Maybe we should look to the legendary poet Tagore for inspiration when we read,

‘Let me not pray to be sheltered from dangers

but to be fearless facing them.

Let me not beg for stilling of my pain

but for the heart to conquer it.

Let me not look for allies in life’s battlefield

but to my own strength.

Let me not crave in anxious fear to be saved

but for hope and patience to win my freedom.”

 

How does this relate to various obsessions with the recent mania of 2012 and related Apocalypticism you ask?  Very simple.  What will good people do when the world is perceived as being broken?  When the system appears to no longer work as we believe it should or could?  When corruption is thought to be everywhere and trust is a previous commodity? This is the secondary theme of The Dark Knight and one each of us will be forced to answer at some point in our lives, be it on some grand scale or on the smaller microcosm of our church, neighborhood, or borough politics. We will not be able to turn to a superhero to solve our problems, we will have to step up and solve them ourselves.  We will not be able to pray to some Protector Deity, we will have to BE the Protector Deity and all that such a statement means.
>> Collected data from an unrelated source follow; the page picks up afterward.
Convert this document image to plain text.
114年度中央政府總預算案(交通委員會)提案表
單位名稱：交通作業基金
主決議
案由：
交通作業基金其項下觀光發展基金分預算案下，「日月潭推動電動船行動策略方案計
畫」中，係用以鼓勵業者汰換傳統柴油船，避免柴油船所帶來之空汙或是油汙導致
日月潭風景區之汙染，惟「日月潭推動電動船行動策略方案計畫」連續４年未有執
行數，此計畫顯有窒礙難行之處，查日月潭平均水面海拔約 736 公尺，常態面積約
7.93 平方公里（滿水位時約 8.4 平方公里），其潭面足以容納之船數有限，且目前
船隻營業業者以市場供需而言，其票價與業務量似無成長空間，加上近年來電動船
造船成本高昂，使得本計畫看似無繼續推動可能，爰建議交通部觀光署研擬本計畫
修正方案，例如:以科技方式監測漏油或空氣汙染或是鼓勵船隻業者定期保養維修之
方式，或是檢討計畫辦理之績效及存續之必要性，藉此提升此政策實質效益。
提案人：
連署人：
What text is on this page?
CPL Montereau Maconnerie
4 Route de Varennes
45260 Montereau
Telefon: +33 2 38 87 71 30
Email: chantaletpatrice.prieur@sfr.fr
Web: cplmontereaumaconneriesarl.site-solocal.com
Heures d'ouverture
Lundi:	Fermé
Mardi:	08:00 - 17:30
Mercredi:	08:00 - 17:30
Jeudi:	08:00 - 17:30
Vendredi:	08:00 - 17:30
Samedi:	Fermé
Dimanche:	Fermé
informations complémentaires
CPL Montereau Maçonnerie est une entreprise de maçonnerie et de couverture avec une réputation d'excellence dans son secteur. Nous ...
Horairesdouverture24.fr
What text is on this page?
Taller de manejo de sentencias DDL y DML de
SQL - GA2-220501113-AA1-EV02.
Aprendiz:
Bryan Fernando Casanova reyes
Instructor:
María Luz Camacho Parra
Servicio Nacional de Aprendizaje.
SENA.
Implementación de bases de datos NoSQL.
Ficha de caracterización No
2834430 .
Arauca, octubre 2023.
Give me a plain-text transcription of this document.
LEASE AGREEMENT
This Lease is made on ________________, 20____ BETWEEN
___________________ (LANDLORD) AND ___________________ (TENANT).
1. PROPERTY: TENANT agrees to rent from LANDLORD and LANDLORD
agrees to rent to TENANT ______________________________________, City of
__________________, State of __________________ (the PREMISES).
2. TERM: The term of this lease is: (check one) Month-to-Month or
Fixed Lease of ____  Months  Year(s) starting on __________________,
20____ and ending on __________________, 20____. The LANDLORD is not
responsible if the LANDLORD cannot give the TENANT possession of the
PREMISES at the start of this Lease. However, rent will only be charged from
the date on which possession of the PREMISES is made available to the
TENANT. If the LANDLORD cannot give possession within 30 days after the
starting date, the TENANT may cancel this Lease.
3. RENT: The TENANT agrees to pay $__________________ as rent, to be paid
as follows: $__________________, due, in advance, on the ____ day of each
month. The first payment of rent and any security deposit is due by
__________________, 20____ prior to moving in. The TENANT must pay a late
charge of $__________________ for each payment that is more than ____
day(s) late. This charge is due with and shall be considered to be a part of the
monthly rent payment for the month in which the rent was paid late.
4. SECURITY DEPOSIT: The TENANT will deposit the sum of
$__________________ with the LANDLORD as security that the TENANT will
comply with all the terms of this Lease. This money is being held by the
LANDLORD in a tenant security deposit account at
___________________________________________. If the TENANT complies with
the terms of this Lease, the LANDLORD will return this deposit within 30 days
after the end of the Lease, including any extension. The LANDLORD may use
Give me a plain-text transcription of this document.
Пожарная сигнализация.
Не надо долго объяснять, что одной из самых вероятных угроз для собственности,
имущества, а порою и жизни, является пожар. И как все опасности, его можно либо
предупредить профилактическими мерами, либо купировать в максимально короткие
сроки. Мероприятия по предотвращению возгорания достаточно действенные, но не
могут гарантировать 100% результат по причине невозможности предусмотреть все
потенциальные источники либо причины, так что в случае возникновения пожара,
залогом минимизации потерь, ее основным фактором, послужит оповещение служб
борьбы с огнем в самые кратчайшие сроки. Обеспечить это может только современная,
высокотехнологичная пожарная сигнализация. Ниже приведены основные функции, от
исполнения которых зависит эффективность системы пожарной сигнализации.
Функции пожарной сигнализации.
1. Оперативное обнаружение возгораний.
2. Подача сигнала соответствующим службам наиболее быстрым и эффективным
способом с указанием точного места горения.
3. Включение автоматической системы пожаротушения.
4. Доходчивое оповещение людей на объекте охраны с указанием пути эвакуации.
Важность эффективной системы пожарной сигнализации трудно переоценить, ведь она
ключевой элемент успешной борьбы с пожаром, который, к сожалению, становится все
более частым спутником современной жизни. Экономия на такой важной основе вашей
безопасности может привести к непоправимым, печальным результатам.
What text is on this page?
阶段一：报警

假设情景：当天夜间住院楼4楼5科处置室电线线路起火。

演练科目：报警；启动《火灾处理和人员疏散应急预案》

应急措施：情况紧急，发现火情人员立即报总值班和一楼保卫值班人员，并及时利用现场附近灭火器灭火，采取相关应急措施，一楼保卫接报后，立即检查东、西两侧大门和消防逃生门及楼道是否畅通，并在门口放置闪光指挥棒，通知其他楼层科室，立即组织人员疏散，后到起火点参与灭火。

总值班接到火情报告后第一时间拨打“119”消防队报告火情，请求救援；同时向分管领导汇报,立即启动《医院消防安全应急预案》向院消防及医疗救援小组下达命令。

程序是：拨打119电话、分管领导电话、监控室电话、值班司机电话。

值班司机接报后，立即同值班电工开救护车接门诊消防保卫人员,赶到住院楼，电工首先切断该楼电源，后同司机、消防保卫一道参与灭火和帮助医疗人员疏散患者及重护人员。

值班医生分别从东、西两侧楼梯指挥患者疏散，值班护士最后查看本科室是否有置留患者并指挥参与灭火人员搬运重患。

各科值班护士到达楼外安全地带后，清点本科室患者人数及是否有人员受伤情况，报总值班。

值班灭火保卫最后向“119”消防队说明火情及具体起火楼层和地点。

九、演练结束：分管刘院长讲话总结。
To quote Count Keyserling, “Man is exactly as immortal as his ideal and exactly as real as the energy with which he serves it.” The Dark Knight trilogy grossed over $2.380 billion at the box office worldwide when they were released.  That does not including the money spent on refreshments, gas, parking, or toys and collectibles made by China, Inc. and subsequent sale of DVDs and soundtracks (the mantra of the movie).

Over the last ten years zombies and other dystopian fantasies of the near future has become the staple of entertainment and psychic distraction for both the masses and those who consider themselves among the spiritually elite in the various magical, neo-pagan, and New Age movements alike. Given the amount of energy put into these visions of life, and their inherently sadomasochistic themes of alienation, chaos, fear, and hypocrisy it is time that we rethink our individual and collective ideals.

 

One comment

  1. Sheridan F Honore · · Reply

    I agree pretty much with everything said here. My parents sent me to religious schools growing up. I was required to know all the books of the Bible and to have more than just a passing familiarity with Old and New Testament Biblical characters and the stories associated with them. Now, forty years later, I find it very interesting that I’ve met men who can tell you everything about a superhero from their birth to their death. It’s almost as if it’s their religion.